要するに、こうゆう事だ。もちろん、神は21世紀の今現在でも、世界中で信仰されてる。ただ、19世紀の末には、それ以前と比べると威厳が低下してたし、ニーチェはもはや自分で人間の道を歩もうとしてた。だから、「神は私にとってもはや重要でない。君たちも私と共に、人間として生きろ」ということなのだ。
人間より高い別次元の超越的な存在を信じたりせず、死後の理想的世界を夢見ることもなく。この地上で、私は人間として高みを目指して行こう。それが「超人」を目指すということだ。
もちろんそこには危険も伴うから、著作では「綱渡り」という言葉も使われてた。リスクを伴う遊びの移動、変化。そう言えば、彰が両手を伸ばしてヒラヒラさせる仕草は、綱渡りのバランス保持にも見える。
ドラマの場合、野ブタ(堀北)はまず、いじめっ子のバンドーがいない世界を望む。ところがその後、修二、彰、ゴーヨク堂らの寄り添いと支えを受けて、考えが変わった。バンドーがいるこの現実世界、この地上でも、自分が生きる場所は他にある。自分たちで新たに創り出せる。だから、バンドーがいない世界、単なる幻想を望んだことを、後で取り消したのだ。
ニーチェの「超人」を体現したキャラこそ、仙人みたいなゴーヨク堂。静かな古本屋の中で全然違う世界みたいだという野ブタに対して、私が作った世界だと語ってた。群れをなさない点、身体で闘う姿勢も超人と言える。忌野清志郎自身も肉体派(サイクリスト)で、登り坂という地上の高みを目指して必死に頑張ってた♪
☆ ☆ ☆
では、神なしで、人間はどのように生きるのか。人間ならではの特徴とは。
「創造する者が求めているのは、相棒だ。死体ではない。群れでもなければ、信者でもない。いっしょに創造する者を求めているのだ。」
一神教みたいな唯一の存在である神と違って、人間は「相棒」が必要なのだ。ドイツ語 Gefahrten、英語 Companions。これ、複数形になってる。

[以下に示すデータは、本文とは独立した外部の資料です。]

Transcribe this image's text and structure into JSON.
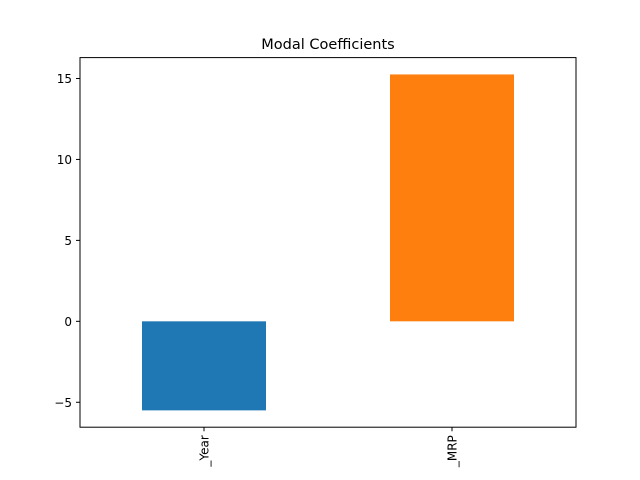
{
  "chart_data": {
    "type": "bar",
    "title": "Modal Coefficients",
    "xlabel": "",
    "ylabel": "",
    "categories": [
      "Item_Outlet_Establishment_Year",
      "Item_MRP"
    ],
    "visible_category_labels": [
      "_Year",
      "_MRP"
    ],
    "values": [
      -5.5,
      15.25
    ],
    "colors": [
      "#1f77b4",
      "#ff7f0e"
    ],
    "ylim": [
      -6.54,
      16.29
    ],
    "yticks": [
      -5,
      0,
      5,
      10,
      15
    ],
    "grid": false,
    "legend": "none"
  }
}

つまり、ドラマ的に言い直せば、「生きる場所を自分でプロデュースする修二が求めてるのは、彰と信子という仲間たちだ」ということになる。そもそも原作では、修二と彰は同一人物(修二)の2つの側面。一心同体だった。
☆ ☆ ☆
ニーチェはさらに、もう少し後で、ゲームとか自転車みたいな話まで書いてるのだ。
「・・・なぜいまさら子どもになる必要があるのか? 子どもは、無邪気だ。忘れる。新しくはじめる。遊ぶ。車輪のように勝手に転がる。・・・創造という遊びのために、兄弟よ、神のように肯定することが必要なのだ。」
ここで「遊ぶ」とか「遊び」と訳されてる言葉は、英訳だと「game」(ゲーム)。そして、「車輪のように勝手に転がる」と訳されてる箇所の英訳は、「self-rolling wheel」(自転する車輪)。短く言い直せば、自転車なのだ♪
ハッキリしただろう。このドラマ(特に初回)はニーチェ哲学の言い換えになってたのだ。『ツァラトゥストラ』全体の筋書は、実は山P『アルジャーノンに花束を』の原作小説の前書きにあったプラトン哲学・洞窟の比喩とも重なってる。ツァラトゥストラが山を降りるのは、チャーリイが元に戻ることに対応するのだ。ここでは指摘だけに留めよう。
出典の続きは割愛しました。